Identifying misconceptions of introductory data science using a think-aloud protocol (with S Hyun, P Burckhardt, P Elliott, C Evans, K Lin, A Luby, C P Makris, J Orellana, J Wieczorek, R Yurko, G Weinberg, and R Nugent).
eCOTS 2018, May 23, 2018. Video poster presentation.
Think-aloud interviews can provide assessment designers with insights into student thinking that may not be clear from test responses alone. We present results from preliminary rounds of think-aloud interviews with introductory students and describe surprising misconceptions we have identified, along with insights from our experience designing assessments and performing think-aloud interviews.
A Spatio-Temporal Statistical Model of Crime Hotspots (with Daniel S. Nagin).
American Society of Criminology Annual Meeting, Philadelphia, PA, November 17, 2017.
The concentration of crime into small “hotspots” has been widely observed across many different cities and types of crimes. Current tools to understand the causes and dynamics of crime hotspots are limited. A variety of mapping tools, for example, have been proposed to detect hotspots in crime data, but these tools cannot correlate clusters to events or covariates which may have caused them. Separately, methods such as Risk Terrain Modeling attempt to identify spatial features that predict crime rates, such as gang territories, bars, or poverty, but consider only chronic hotspots, not accounting for temporary flare-ups.
We propose a statistical model which accounts for spatial and temporal variation in crime by modeling both spatial features and near-repeat and retaliatory crimes, allowing it to model the birth and death of crime hotspots and the reasons they appear, and to statistically test hypotheses about each predictive variable. We demonstrate the model on a large dataset of crimes in Pittsburgh, Pennsylvania, showing its utility in understanding the dynamics of crime.
Point process modeling with spatiotemporal covariates for predicting crime (with Joel Greenhouse and Xizhen Cai).
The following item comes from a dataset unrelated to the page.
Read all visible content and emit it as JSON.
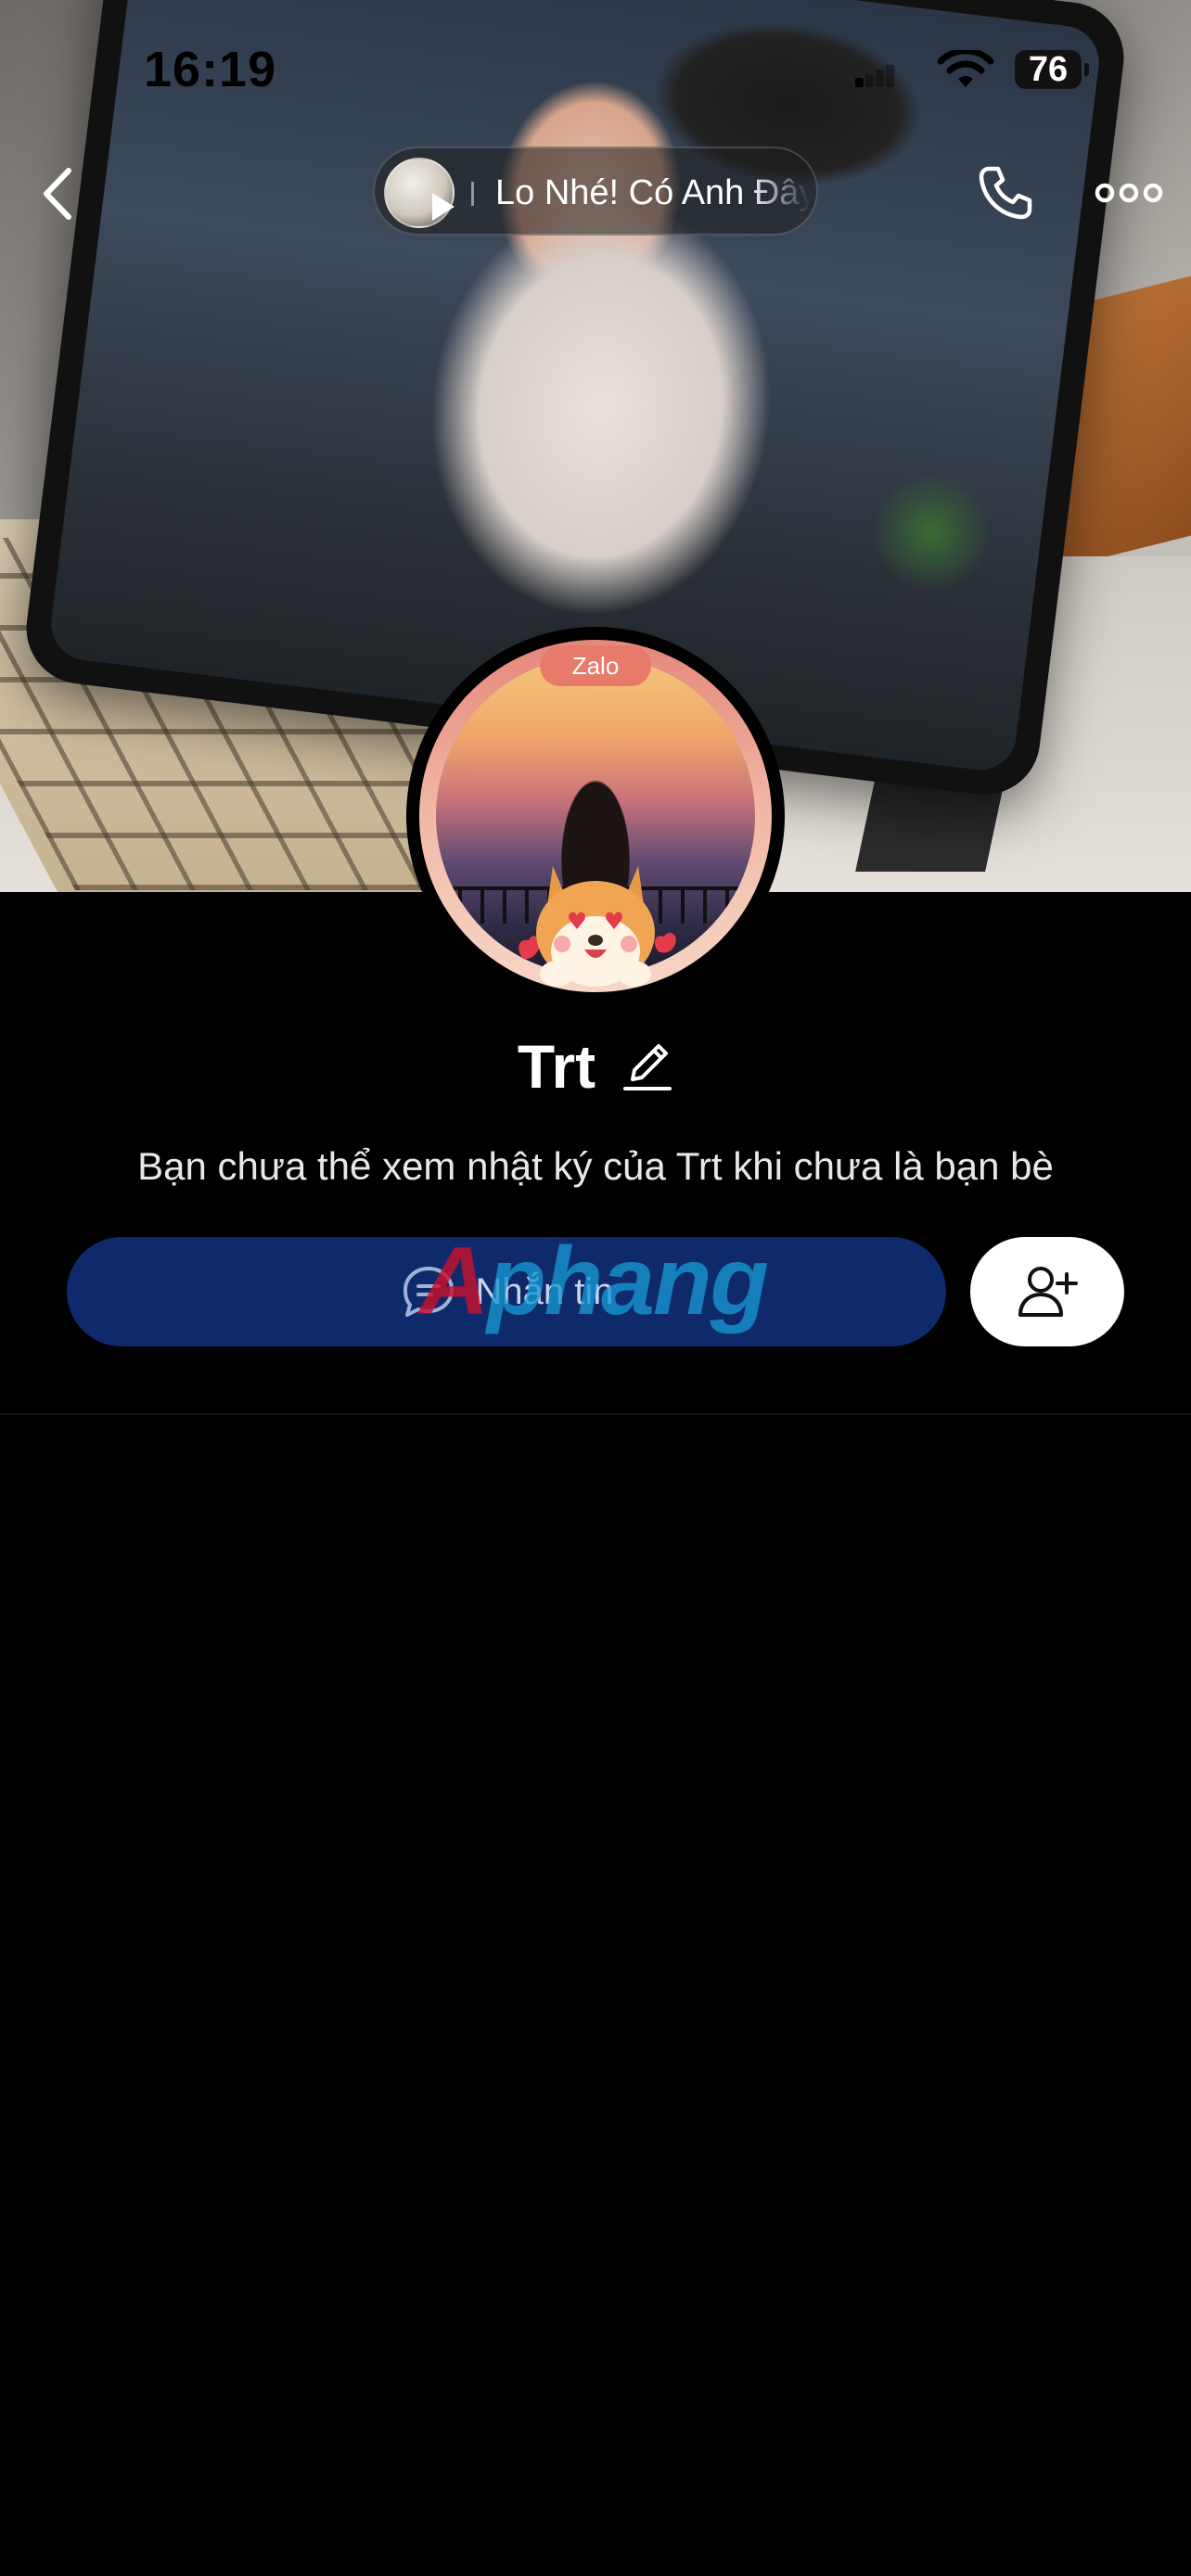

JSM 2016, Chicago, IL, August 3, 2016.
Extensive research has shown that crime tends to be concentrated in hotspots: small pockets with above-average rates of crime. Criminologists and law enforcement agencies want to better predict crime hotspots and understand the factors that cause them, in order to target interventions. Prior research suggests that past crime hotspots, spatial features (like bus stops or bars), and leading indicators (like 911 calls) are all predictive of future crime, but no proposed predictive policing model can account for all of these factors. We have adapted a previous self-exciting point process model to incorporate past crime data, leading indicators, spatial features and spatial covariates (like population density or zoning data), and developed new tools to evaluate the performance of the model and select variables. We show the basic model and demonstrate its application to seven years of Pittsburgh crime data, comparing its fits to previous hotspot models. These results can be used to better guide crime prevention programs and police patrols.
Statistics Done Wrong: Pitfalls in Experimentation.
LASER Workshop, Washington, DC, October 16, 2014. Video.
Most research relies on statistical hypothesis testing to report its conclusions, but the seeming precision of statistical significance actually hides many possible biases and errors. The prevalence of these errors suggests that most published results are exaggerated or false. I will explain some of these errors, such as inadequate sample sizes, multiple comparisons, and the keep-looking bias, and their impact on published results. Finally, I will suggest solutions to these problems, including statistical improvements and changes to scientific funding and publication practices.